Ten years later Robert Maynard Hutchins, then Dean of the Yale Law School, was to accept the call to the presidency of the University of Chicago and there to institute reforms that have influenced the structure and procedures of higher education in America ever since. He derived his insights from living under the conditions I have described; all he had to do was to turn them upside down. He said that Yale College combined the less attractive aspects of a kindergarten and of Sing Sing; I think it was he who said that it was dedicated to “the flattery of arrested adolescence.” We dimly felt this: obligatory chapel, required classroom attendance, weekly examinations, week-end restrictions; we rather liked it.
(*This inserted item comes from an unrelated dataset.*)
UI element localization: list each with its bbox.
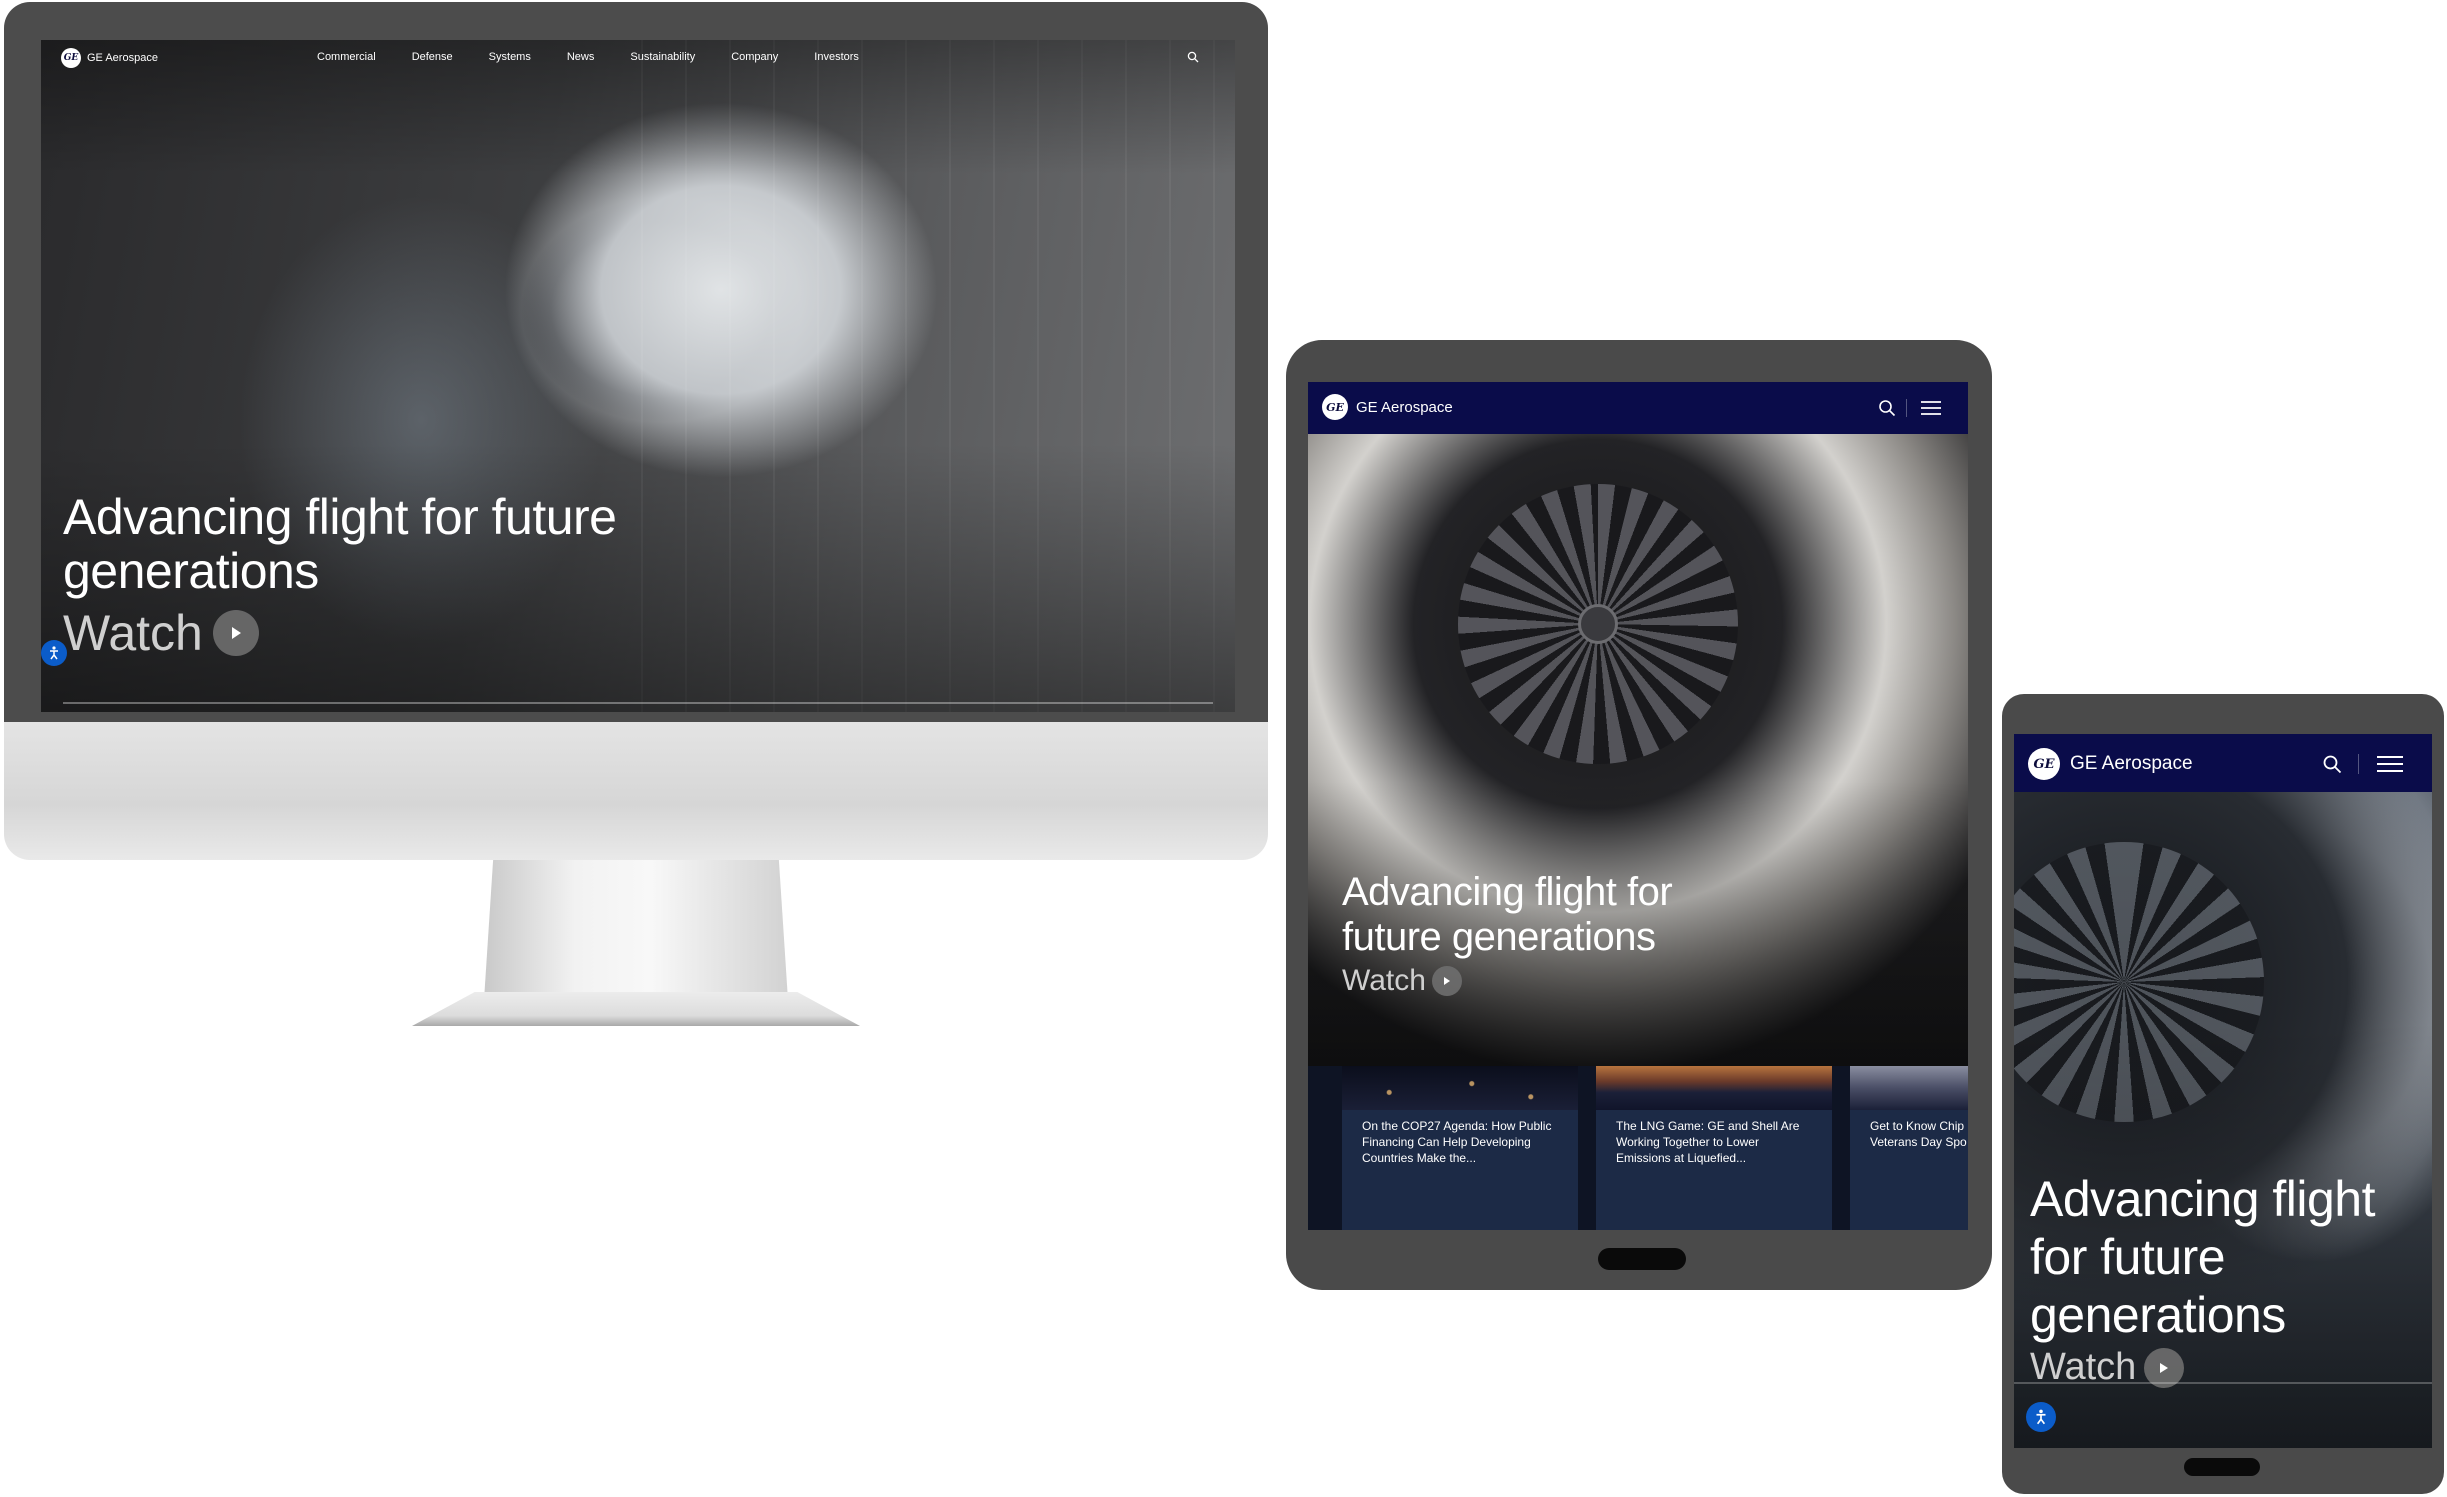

It mitigated some responsibility on our part. Whatever unrest we expressed was limited to persiflage.

But the most sensitive effect of herd authority was evident in the area of sex.

In this realm we were shielded to an extent unbelievable today. In [the course on] Chaucer we were told that certain of the Tales were not required reading; “questions on them will not be asked in the weekly or term-end examinations.” In Shakespeare and Marlowe many salient passages were passed over without clarification; we were given to understand that they were interpolations by tasteless hacks.

But it was not necessary for the college to be so nervous about our purity. The herd instinct took care of that also. A high moral tone was prescribed by the students themselves. In the center of the campus stood a solid edifice called Dwight Hall. It was a center of elevating “discussion groups,” prayer meetings, and social service programs. The members of the most sought after (that is, most exclusive) senior society were all drawn from the leaders of Dwight Hall. They were ponderous, humorless, unctuous—but they were the “big men,” the biggest in college. They pretty well ran Yale, and in their free time they coached basketball teams in the city slums, they appointed one of their number to rebuke—in high brotherly fashion—any student from a good background who had fallen short of the behavior expected of a “man at New Haven.” They leaned down from Olympus to say a friendly word to the outsiders. Dwight Hall ruled that there was a considerable area of a young man’s life which was to be discussed seldom and then only in terms of evasive solemnity.

Now, to be sure, there were little enclaves of sin in academic New Haven. Such matters were discussed, solemnly, solemnly, in lowered voice among one’s closer friends. It was said … a florid redheaded woman in a local tobacconist’s shop, almost old enough to be our mother, was shared by some fellows in Sheffield Scientific School (but scientists tend to be godless) … right up in their rooms … Certain daughters of esteemed faculty members were reputed to be “fast” … after a tea-dance under a billiard table … images to set a fellow’s head swimming.

Young men tend to be either rebels or very conformist. To us—living in a forcibly delayed maturity—sex is fascinating, of course, but also discomfiting and a little frightening. But that is what it had been to most of the citizens in the United States for over a century.

Striking evidence of this unhappy condition was afforded by our behavior in the motion-picture theaters. As all who lived in college towns in those days will remember a visit to the evening showings of the “flickers” was a nightmare. It was the custom of the undergraduates to greet any tender passage with whistles, howls, and stampings; a kiss evoked ear-splitting pandemonium. Two years later when I was teaching near Princeton University and was able occasionally to go to the theater on Nassau Street, the din was even more violent and continuous since the audience in that village consisted almost entirely of students. The students attended the pictures primarily to make the noise,—that is to say, to find a vent for their confusion and humiliation and anguish. They even started their noise early in the film—to the accompaniment of street scenes, desert vistas, ships at sea—because they knew that their torment lay ahead. The sharp point of those demonstrations was that they believed that they were giving evidence of their superiority to childish representations of romance, they were offering testimony of what they called their “sophistication.”

That is what the Puritan dispensation had bequeathed to us.